Prior to the French revolution Mary concentrated on the rights and freedom of women, but later on changed her focus towards the rights of humanity as a whole including men, This lead to her considering the rights of women in terms of the rights of men. "Her vindication was that of men but in relation to men, the human race, and the entire human experience" 10. Therefore it could be argued that the revolution influenced the change of Mary's political ideals from concentrating on women to human kind.
On the other hand it could be argued that the French Revolution did not influence Mary's ideas, which were primarily based on equality for women, as the new constitution of France did nothing to remove the inequalities between men and women. Many supporters of social justice in the French revolution were the most active opponents of women's rights. 11 Religion is another possible factor outside Wollstonecraft's personal experience that may have influenced her political thought. Wollstonecraft believed that education would make women more virtuous.
This could be regarded as one of the reasons for her views on education of girls. Mary believed education would give women the chance to prove in the reality of good and evil and she put her faith in to the goodness of god. 12 Alternatively there is also reason to suggest that Mary Wollstonecraft wasn't religious as she rejected many religious doctrines such as pacifism of Christ. An alternative argument regarding the reasons behind Wollstonecraft's feminist thought is put forward by Freudian Psychiatrists.
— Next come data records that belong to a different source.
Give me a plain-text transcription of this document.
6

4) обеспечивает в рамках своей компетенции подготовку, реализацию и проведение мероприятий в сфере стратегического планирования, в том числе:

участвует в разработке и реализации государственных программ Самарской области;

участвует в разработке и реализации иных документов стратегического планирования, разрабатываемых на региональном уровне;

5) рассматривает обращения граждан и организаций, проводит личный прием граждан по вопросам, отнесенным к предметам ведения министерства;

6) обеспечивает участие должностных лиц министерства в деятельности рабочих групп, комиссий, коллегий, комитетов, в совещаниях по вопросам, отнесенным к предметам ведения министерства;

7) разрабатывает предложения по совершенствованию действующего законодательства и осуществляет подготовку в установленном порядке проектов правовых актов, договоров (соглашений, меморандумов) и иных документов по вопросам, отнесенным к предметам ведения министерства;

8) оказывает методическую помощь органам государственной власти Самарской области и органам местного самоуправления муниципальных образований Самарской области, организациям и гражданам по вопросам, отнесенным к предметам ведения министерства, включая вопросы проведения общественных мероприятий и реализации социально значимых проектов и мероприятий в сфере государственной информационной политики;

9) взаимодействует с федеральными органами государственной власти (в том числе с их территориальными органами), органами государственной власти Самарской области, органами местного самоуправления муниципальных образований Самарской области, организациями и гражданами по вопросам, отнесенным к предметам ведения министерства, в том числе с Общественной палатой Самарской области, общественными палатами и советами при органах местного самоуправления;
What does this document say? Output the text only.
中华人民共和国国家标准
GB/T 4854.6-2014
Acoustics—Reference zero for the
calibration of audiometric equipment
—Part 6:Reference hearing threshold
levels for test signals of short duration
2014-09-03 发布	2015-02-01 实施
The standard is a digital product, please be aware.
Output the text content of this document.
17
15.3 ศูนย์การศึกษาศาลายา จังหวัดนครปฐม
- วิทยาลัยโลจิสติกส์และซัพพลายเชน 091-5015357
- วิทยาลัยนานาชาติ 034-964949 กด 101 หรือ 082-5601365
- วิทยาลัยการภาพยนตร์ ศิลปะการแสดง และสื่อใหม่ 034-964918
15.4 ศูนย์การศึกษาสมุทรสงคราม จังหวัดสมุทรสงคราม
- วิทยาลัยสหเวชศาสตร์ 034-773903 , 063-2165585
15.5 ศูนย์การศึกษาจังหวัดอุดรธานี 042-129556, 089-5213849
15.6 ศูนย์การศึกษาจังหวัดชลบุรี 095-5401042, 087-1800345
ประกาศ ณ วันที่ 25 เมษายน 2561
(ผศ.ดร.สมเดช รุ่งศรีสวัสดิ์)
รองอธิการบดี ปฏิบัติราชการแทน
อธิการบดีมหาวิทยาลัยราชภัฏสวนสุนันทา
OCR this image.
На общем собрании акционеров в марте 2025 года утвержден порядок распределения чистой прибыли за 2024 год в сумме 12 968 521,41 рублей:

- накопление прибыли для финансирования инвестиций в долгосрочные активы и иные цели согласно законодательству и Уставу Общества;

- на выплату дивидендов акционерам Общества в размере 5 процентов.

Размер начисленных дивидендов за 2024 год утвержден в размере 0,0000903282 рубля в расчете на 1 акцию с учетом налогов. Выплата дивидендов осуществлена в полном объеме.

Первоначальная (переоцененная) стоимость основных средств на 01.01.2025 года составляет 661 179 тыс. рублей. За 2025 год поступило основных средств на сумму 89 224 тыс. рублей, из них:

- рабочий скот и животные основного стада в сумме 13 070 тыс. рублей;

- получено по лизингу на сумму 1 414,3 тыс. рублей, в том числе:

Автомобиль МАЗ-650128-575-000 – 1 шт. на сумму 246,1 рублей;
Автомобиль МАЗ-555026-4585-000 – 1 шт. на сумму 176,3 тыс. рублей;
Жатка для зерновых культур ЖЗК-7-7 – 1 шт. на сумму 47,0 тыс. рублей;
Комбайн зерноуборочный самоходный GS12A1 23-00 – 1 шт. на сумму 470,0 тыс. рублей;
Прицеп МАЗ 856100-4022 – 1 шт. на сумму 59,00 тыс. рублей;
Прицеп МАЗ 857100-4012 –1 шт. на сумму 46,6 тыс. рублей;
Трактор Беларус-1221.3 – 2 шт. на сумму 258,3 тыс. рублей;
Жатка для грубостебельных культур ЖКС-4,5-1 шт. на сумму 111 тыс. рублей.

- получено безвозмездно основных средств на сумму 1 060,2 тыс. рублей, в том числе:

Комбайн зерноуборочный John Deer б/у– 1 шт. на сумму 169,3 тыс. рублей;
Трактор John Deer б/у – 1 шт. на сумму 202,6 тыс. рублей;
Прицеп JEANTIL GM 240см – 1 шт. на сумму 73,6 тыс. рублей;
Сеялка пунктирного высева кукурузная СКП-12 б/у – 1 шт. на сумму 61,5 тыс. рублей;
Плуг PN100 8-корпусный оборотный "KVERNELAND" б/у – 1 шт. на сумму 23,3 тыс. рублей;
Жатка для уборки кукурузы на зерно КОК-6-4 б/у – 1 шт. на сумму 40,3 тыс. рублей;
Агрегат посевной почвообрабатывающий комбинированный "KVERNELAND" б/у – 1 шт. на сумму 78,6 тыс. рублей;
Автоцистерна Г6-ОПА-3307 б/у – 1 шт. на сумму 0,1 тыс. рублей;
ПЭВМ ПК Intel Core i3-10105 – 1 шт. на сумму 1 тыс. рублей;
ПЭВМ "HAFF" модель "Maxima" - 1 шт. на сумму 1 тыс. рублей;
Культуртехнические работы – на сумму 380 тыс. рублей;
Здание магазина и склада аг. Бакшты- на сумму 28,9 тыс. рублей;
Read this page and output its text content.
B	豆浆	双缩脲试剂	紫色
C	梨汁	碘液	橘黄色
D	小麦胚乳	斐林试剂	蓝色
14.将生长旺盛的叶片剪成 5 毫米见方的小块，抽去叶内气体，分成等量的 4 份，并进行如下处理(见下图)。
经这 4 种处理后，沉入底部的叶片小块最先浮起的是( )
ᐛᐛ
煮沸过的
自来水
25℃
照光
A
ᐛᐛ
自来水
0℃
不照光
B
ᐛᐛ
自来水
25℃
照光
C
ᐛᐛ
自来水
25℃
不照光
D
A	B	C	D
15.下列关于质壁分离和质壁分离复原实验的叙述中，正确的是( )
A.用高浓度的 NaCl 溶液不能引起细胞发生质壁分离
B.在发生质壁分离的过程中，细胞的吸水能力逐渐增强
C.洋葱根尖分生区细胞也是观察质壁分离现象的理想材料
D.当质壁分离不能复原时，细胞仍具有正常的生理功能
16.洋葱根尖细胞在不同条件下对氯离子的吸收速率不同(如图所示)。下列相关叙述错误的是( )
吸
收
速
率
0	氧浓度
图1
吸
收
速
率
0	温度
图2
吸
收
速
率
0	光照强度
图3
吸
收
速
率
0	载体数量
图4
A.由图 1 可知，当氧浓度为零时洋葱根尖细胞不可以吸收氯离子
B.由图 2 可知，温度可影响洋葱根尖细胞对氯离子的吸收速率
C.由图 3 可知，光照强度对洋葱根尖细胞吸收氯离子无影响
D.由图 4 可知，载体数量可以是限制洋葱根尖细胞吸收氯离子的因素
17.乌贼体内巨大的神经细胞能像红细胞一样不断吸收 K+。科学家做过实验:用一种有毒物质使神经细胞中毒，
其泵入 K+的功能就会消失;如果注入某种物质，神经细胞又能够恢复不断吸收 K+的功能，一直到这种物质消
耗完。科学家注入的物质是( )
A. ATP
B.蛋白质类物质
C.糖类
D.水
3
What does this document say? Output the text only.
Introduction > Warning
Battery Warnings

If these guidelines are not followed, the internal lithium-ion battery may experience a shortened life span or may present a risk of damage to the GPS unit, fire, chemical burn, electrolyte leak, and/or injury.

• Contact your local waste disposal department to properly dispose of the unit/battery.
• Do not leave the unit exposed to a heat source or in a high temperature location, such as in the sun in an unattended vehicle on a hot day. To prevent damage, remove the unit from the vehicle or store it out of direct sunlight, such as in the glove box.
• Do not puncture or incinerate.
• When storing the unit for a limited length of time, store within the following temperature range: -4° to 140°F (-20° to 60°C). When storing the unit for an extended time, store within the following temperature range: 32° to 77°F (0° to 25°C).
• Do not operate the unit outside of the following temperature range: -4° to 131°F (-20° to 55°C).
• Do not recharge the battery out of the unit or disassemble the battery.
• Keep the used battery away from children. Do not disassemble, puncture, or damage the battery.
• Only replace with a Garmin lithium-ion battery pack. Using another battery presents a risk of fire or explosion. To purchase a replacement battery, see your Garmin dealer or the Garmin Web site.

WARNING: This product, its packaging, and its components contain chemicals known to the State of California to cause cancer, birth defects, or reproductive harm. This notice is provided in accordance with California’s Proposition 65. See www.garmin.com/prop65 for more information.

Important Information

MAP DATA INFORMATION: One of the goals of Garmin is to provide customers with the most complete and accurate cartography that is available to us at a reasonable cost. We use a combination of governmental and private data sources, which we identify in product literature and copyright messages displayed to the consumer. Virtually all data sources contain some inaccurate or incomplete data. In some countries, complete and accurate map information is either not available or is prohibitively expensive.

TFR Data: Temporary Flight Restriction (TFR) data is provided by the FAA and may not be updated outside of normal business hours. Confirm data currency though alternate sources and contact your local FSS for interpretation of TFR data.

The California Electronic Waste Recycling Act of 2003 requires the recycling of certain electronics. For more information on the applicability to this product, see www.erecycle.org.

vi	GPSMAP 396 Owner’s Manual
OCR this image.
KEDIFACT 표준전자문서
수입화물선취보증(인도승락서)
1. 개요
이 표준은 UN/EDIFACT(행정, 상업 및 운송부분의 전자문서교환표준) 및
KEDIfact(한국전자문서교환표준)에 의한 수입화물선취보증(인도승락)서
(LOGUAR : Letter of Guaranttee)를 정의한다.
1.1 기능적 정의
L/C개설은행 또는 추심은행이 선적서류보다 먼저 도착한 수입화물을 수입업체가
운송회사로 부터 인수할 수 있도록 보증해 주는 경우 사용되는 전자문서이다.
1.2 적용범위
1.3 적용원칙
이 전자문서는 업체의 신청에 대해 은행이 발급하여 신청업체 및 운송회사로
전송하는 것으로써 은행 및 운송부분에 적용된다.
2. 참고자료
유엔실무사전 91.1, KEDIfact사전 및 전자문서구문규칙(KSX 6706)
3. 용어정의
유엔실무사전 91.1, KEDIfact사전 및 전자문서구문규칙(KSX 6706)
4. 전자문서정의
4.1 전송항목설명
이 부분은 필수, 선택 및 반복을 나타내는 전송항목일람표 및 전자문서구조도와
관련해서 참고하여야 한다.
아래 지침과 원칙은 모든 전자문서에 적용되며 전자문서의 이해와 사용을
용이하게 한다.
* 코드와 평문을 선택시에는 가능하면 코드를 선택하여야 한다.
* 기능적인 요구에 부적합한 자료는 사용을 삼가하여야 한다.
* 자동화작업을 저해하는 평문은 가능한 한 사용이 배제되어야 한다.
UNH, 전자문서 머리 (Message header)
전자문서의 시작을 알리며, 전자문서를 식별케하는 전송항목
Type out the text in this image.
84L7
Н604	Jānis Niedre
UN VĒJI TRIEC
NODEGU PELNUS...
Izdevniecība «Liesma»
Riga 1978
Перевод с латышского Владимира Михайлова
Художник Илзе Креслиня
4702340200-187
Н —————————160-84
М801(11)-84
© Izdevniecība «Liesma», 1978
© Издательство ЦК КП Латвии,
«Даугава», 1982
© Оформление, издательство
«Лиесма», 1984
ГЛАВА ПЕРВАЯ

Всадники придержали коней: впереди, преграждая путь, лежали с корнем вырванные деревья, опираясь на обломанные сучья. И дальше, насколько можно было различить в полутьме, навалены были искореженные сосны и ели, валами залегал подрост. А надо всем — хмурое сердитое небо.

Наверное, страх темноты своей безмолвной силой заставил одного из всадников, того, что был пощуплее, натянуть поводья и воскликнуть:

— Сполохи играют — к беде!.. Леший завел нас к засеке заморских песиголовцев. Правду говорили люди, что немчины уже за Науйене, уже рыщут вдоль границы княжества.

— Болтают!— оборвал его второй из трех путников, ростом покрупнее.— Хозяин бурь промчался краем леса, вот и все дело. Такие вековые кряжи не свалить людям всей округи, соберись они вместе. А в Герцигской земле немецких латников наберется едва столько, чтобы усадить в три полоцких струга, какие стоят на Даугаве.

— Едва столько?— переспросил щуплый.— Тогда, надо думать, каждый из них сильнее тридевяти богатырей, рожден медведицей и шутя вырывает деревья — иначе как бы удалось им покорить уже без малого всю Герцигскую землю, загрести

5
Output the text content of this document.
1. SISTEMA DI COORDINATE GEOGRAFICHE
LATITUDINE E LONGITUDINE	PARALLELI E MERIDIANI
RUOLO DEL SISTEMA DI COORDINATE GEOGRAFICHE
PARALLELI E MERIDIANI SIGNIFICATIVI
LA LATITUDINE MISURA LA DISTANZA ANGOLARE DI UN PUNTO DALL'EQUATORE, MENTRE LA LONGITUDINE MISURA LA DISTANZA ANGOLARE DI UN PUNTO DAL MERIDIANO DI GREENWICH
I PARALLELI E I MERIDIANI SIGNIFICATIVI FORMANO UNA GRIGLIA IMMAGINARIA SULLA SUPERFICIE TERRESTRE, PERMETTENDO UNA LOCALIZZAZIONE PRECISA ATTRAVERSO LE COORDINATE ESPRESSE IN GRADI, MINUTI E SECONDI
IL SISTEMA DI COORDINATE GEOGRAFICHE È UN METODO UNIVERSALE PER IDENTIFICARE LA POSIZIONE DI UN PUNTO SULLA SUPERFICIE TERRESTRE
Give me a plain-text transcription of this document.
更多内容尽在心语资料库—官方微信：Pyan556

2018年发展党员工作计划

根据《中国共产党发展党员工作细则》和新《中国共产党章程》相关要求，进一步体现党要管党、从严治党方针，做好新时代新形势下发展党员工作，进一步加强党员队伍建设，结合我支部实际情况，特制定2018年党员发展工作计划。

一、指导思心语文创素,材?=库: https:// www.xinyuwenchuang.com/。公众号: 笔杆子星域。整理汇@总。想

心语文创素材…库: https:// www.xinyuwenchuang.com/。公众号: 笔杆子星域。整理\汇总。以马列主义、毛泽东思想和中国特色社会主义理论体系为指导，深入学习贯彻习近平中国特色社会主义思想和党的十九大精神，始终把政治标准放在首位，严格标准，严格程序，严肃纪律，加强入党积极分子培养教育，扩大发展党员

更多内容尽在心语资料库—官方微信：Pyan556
They argue the basis of her political thought was due to her hatred of men. "Hers was hatred of creatures that seemed capable of doing everything while women seemed to her capable to her of doing nothing"13 They therefore argue her feminist thoughts arose out of her illness of being neurotic and compulsive. 7 However it could be argued that Freudian analysis is subjective and therefore has no objective basis for explaining reasoning for Wollstonecraft's political ideas.
Overall it is clear Mary had many painful experiences and experiences of social changes in her life, which helped shape her political views. Therefore it can be attained that personal factors influenced political thought, although it also has to be taken into account that her political thought was also influenced by outside factors such as social change and institutions such as religion. This coincides with concept of the "personal is political" where the experience of our personal lives are defined by broader political settings.
To feminism personal experience such as that encountered by Mary can be seen as a valid way of knowing the social world and deriving political thought. However it could be argued that the experiences of Mary didn't provide a sufficient claim of truth, as it doesn't necessarily mean that Mary has political insight. Therefore it could be said that this isn't the most objective way to gain an insight into the political sphere of society.